Walter Chang of hedge fund ROCIM talks about the recent rally, likely shocks next year and why Asia ex-Japan ETFs may not be the best bet for 2010.

Hong Kong-based ROCIM launched its Asia Opportunity Fund in autumn 2007. The $30 million fund has an Asia ex-Japan long/short strategy. Investment director Walter Chang talks about his outlook for the coming months.

How is the fund performing?

We're up 43% year-to-date, and we were up 1% for the whole of 2008. Macro was the dominant factor in 2008 and we traded with a heavy macro overlay during that time and lowered gross and net positions substantially.

In 2009, we took more directional bets during the market recovery. It was not hard to find companies that are seeing a substantial recovery in earnings and are trading at a reasonable valuation.

What is your strategy in the next few months?

I'm happy to retain my net long position of about 70%. The thing I am looking most closely at currently is market valuation. On a price-earnings basis, MSCI Asia ex-Japan is trading about 10% above mean, and on a price-to-book basis is about average.

Historically, during the first year of recovery, markets usually trade up to this valuation and then stop, but I think we could see a further 5-10% upside from here due to ample liquidity and stronger-than-average earnings recovery. However, things will start to look quite expensive when the markets reach that level, and that will be time to start lowering our risk exposure substantially. If that doesn't happen, then I'll be happy to hold on to my position.

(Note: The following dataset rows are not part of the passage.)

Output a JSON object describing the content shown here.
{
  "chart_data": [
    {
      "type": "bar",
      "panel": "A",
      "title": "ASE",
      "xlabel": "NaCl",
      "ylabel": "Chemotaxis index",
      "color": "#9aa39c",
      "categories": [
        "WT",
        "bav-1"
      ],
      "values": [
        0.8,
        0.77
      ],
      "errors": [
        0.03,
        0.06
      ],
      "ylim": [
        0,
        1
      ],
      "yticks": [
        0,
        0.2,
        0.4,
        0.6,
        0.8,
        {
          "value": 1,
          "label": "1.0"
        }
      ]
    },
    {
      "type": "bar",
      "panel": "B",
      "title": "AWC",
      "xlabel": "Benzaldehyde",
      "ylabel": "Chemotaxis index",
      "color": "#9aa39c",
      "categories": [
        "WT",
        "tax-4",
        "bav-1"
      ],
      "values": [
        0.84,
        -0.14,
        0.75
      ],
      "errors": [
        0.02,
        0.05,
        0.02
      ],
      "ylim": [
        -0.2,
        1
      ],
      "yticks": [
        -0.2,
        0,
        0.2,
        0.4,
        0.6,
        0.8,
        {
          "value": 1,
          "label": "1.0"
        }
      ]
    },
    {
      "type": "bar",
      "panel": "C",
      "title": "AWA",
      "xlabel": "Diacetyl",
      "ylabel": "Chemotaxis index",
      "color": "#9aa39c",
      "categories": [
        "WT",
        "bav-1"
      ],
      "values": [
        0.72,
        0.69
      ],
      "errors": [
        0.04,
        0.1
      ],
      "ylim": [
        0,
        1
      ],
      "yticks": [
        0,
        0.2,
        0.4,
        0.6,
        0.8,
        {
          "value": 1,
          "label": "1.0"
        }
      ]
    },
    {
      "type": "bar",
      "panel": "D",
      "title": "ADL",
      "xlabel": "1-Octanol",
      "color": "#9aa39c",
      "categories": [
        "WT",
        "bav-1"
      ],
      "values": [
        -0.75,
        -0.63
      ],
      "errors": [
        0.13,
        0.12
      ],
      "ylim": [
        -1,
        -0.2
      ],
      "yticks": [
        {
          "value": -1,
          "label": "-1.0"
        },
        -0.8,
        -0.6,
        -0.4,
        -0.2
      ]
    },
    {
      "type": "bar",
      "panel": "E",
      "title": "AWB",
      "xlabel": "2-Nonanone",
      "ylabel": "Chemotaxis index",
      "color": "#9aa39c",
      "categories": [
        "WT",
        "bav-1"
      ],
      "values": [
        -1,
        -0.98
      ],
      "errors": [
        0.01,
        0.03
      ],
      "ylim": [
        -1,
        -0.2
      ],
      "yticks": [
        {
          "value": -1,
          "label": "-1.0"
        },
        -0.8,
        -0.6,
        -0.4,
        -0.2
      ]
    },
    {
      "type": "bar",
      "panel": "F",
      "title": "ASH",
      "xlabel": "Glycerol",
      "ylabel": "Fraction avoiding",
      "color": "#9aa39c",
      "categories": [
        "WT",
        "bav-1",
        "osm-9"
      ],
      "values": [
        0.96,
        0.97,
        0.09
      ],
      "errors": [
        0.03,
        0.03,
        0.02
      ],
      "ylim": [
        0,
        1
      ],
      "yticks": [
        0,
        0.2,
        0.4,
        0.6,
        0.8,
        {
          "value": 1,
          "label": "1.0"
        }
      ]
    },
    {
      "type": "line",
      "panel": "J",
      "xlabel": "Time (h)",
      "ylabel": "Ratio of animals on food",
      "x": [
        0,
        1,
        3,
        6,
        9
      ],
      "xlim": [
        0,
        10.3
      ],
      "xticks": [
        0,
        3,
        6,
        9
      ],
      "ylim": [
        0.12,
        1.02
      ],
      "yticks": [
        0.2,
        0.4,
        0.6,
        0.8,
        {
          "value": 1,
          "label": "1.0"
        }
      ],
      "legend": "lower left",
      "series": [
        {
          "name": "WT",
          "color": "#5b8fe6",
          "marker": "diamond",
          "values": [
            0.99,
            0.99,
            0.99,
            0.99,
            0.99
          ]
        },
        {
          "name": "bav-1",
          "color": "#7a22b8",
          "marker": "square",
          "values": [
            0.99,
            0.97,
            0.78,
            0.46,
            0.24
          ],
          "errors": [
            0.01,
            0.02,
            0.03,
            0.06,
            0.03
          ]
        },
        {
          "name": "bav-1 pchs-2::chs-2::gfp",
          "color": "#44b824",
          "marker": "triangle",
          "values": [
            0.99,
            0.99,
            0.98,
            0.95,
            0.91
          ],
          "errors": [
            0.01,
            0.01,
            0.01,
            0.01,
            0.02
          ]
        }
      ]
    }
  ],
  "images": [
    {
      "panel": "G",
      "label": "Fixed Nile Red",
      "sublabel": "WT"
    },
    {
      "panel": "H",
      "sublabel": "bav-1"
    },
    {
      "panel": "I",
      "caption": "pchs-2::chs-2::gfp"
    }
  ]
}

The rally in March and April was sector-driven; people buying into the stories of asset reflation, restocking and into the companies that could benefit from stimulus packages across Asia. By August and September, though, investors no longer traded broad sectors. They looked at individual companies in detail and re-rated those that can deliver outstanding results. The investment process became more bottom-up after that point.

If investors feel bullish though, why not just buy an exchange-traded fund (ETF) rather than your fund?

[ETFs have a lot] to do with timing. If an investor had invested with us since 1 January 2008, they would be up 44%. But if they had invested in a MSCI Asia ex-Japan ETF at the same time, they would be down 22%.

My view is that we will see more volatility in 2010, so if you go into an ETF now, you will probably end up next year with nothing. There will be more opportunities for stock pickers and market timers.

What market areas offer the best opportunities?

China consumption will continue to do well, but the problem there is that stocks have already run up during this year. I also like the oil sector. Oil has done little for the last few months and I think the future direction for oil is up. 

I like the alternative energy sector, but that is mitigated by high valuations at present and over-capacity in certain niches of that market, like solar energy.

Some Chinese financial institutions might come under some pressure and have 5-10% downside.

You said you weren't expecting a big exogenous shock soon. But if there was something looming, what might that be and what signs should we be looking for?

Although we do not expect a double-dip in the stock market, we believe there will be shocks next year. The obvious one looming is the unwinding of the dollar carry trade.

The signals to look out for are interest rates and inflation trend. The most prominent US number affecting this is unemployment. If the latter falls, that will be a good sign for the economy, but a bad sign for the markets. Eventually it will happen.

Valuation may also come under pressure during the second half of next year as earnings growth will suffer from a higher base. The market may use this as an excuse to correct if valuations remain high.